A Hybridizable Discontinuous Galerkin Time-Domain Method With Robin Transmission Condition for Transient Thermal Analysis of 3-D Integrated Circuits

In this article, a discontinuous Galerkin time-domain (DGTD) method hybridized with Robin transmission condition (RTC-DGTD) is proposed for the transient thermal analysis of 3-D integrated circuits (ICs). As a kind of domain decomposition method (DDM), the DGTD method employs a term named numerical flux for the information exchange of solutions between neighboring subdomains. The numerical flux is a function of both temperature $T$ and heat flux q, and thus for the heat equation, apart from $T$ , the variable q has to be solved as well.
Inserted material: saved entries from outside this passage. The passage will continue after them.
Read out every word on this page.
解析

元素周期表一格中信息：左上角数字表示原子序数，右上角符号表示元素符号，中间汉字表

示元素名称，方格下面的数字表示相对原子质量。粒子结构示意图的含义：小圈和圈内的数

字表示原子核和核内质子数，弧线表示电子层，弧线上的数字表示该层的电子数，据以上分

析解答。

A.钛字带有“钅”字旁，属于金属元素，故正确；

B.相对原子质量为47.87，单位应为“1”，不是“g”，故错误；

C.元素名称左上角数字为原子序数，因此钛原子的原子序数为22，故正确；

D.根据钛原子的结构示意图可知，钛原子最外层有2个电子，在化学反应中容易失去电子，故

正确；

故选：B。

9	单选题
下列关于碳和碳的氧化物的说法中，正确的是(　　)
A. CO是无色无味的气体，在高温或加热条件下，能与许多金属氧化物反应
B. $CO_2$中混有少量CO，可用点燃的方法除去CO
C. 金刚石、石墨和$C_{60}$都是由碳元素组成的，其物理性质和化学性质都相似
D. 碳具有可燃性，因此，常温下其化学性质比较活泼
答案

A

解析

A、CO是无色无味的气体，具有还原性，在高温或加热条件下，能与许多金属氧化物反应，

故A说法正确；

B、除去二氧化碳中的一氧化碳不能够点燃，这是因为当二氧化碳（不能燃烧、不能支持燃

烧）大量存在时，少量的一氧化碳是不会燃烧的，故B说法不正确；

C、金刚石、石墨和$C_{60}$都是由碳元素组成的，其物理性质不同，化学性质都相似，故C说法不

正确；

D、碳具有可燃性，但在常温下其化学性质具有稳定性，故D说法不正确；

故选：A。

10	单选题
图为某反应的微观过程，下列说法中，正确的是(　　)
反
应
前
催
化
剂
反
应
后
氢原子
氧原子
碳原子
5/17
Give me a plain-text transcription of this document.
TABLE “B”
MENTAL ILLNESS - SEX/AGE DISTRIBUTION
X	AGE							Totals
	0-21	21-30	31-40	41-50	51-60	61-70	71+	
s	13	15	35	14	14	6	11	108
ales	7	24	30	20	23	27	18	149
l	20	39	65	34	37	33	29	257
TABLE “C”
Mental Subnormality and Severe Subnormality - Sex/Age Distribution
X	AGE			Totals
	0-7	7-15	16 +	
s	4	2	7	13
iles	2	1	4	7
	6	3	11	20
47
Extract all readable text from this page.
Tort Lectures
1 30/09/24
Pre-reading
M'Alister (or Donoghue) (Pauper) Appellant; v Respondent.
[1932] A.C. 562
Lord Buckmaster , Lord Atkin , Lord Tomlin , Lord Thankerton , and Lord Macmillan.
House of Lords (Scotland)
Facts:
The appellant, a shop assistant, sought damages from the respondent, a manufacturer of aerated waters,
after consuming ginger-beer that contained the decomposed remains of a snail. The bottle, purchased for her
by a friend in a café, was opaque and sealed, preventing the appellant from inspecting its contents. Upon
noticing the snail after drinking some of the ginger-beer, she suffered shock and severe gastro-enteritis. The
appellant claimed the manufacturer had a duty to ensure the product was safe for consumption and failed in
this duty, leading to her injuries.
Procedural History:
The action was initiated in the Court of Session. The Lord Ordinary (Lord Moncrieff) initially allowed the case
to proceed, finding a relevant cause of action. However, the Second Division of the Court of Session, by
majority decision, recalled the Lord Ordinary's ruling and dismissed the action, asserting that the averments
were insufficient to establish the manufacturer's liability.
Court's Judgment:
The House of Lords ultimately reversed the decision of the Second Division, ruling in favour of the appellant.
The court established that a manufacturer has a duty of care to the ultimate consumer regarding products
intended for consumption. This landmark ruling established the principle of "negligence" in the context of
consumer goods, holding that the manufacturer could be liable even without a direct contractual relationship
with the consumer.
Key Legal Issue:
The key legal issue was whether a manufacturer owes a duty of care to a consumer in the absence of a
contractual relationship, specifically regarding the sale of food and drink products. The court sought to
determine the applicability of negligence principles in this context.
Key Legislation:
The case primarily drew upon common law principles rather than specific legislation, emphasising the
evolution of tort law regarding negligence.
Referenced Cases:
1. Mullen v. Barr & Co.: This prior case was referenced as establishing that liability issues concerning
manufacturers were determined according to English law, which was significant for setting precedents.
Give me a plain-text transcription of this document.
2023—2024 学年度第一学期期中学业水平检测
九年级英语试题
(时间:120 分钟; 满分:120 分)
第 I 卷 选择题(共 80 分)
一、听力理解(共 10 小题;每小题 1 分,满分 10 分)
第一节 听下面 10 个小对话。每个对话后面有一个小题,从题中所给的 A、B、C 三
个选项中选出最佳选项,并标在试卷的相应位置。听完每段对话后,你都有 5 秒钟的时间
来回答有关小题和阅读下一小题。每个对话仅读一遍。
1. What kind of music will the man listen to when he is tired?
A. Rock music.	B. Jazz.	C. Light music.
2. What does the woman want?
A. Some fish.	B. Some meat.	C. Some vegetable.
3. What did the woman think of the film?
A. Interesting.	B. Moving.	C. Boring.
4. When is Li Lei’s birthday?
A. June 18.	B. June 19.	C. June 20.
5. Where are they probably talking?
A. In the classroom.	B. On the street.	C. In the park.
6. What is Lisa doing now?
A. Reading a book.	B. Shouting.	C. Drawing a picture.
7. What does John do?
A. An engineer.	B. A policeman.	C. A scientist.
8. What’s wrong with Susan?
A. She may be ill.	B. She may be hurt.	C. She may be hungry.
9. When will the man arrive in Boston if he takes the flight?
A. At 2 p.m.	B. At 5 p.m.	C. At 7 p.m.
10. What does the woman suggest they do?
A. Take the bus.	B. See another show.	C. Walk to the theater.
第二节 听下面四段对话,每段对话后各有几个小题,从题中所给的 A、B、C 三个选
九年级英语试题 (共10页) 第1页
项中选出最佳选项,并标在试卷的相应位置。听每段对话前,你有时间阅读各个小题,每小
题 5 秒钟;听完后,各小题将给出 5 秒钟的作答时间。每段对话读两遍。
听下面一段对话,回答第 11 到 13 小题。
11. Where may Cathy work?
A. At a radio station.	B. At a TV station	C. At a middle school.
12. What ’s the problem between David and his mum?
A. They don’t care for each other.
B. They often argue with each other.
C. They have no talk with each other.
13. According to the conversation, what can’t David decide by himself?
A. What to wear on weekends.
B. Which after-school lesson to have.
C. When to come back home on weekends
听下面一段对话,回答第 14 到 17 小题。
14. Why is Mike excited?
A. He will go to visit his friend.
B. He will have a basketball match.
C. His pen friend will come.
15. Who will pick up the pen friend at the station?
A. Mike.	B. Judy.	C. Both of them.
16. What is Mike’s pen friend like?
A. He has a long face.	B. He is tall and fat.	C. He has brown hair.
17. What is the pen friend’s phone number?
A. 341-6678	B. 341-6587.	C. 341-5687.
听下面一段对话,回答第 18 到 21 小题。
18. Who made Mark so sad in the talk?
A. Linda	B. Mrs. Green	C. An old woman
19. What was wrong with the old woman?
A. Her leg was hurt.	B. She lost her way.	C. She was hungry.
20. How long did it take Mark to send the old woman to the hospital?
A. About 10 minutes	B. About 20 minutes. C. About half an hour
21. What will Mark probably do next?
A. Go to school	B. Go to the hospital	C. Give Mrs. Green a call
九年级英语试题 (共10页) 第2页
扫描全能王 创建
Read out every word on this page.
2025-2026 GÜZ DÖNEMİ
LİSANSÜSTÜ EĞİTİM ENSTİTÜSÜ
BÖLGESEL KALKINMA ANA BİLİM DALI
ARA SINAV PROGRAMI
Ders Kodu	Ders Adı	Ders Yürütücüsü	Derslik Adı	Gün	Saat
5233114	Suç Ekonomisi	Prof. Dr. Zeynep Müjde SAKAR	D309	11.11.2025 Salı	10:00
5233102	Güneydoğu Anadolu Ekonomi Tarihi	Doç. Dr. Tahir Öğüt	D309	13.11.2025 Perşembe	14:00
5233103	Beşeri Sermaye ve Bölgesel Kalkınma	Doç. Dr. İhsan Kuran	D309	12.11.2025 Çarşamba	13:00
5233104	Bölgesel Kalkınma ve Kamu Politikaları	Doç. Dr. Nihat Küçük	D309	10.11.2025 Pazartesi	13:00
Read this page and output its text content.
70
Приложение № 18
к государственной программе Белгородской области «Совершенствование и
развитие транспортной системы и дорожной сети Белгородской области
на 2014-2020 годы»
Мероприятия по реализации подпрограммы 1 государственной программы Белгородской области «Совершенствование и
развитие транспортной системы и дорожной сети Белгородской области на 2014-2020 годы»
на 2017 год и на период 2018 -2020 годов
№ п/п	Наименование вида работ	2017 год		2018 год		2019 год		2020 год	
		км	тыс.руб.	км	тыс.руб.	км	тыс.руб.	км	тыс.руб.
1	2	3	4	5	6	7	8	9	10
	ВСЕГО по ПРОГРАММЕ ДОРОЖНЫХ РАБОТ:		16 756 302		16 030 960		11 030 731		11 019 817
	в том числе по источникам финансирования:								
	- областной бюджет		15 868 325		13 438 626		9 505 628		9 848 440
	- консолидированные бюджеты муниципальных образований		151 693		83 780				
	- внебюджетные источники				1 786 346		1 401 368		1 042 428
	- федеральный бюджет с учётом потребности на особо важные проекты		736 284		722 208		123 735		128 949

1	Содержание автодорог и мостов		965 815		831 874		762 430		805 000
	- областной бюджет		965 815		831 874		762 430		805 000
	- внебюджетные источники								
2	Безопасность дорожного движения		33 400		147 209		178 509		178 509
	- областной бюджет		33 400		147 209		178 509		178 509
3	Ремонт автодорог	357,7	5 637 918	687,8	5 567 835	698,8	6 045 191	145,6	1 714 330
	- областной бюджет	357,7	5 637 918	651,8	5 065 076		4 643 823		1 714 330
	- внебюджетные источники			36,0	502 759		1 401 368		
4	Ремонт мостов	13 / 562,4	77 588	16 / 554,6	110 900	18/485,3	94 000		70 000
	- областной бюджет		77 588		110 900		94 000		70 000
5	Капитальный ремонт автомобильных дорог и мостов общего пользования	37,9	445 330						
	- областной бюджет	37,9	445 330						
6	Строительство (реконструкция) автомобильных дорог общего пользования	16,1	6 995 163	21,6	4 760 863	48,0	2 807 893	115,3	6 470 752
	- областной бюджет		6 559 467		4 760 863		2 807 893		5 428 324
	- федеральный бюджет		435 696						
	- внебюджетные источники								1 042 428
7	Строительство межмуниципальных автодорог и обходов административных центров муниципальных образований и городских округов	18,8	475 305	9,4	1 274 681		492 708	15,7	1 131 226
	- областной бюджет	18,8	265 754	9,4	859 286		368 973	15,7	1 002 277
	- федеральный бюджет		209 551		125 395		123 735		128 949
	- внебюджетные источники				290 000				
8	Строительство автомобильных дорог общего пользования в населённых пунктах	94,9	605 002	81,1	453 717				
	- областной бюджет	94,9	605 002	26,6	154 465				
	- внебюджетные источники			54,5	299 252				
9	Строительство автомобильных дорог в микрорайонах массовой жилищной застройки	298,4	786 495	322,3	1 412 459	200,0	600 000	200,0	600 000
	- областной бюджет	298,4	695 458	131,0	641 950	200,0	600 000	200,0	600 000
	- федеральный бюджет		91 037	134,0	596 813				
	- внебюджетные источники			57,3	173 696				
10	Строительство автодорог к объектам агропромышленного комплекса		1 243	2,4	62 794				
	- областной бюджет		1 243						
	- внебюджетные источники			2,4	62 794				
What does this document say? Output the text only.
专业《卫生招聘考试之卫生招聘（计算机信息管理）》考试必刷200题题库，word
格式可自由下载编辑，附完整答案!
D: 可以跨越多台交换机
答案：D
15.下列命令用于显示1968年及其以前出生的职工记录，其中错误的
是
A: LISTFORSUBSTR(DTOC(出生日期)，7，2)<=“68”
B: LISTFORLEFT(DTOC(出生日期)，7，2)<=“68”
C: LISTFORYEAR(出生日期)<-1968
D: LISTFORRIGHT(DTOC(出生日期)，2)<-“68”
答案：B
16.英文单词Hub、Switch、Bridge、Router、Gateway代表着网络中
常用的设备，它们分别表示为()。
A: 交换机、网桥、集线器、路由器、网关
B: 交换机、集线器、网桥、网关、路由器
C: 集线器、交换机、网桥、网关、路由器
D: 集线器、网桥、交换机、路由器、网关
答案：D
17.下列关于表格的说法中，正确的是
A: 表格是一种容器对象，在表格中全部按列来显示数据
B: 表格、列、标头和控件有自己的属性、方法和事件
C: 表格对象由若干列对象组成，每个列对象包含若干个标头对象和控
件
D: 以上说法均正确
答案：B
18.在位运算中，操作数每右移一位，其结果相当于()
To reach this, the traditional DGTD method decomposes the second-order partial-differential thermal equation into two first-order ones, which results that both $T$ and q need to be solved in the whole computational domain, thereby the computational cost is extremely expensive. In this work, to get this trouble-treated, the proposed DGTD method is directly applied to discretize the second-order heat equation. An RTC is established at the interfaces of subdomains, which serves as the second governing equation and meanwhile bridges another connection of solutions in adjacent subdomains. In this way, the new variable q is now only present at the interfaces of subdomains. Consequently, the total number of unknowns is significantly reduced compared with that in the traditional DGTD method. To further speed up the time-marching scheme, an adaptive time-stepping method in terms of the proportional–integral–derivative (PID) control algorithm is employed. Besides, by introducing a restriction operator, the globally coupled matrix equation is torn into a number of small matrix equations pertinent to each subdomain, which is later solved via a finite-element tearing and interconnecting (FETI)-like method. To validate and verify the accuracy and efficiency of the proposed algorithm, several representative examples are studied and compared with COMSOL simulations.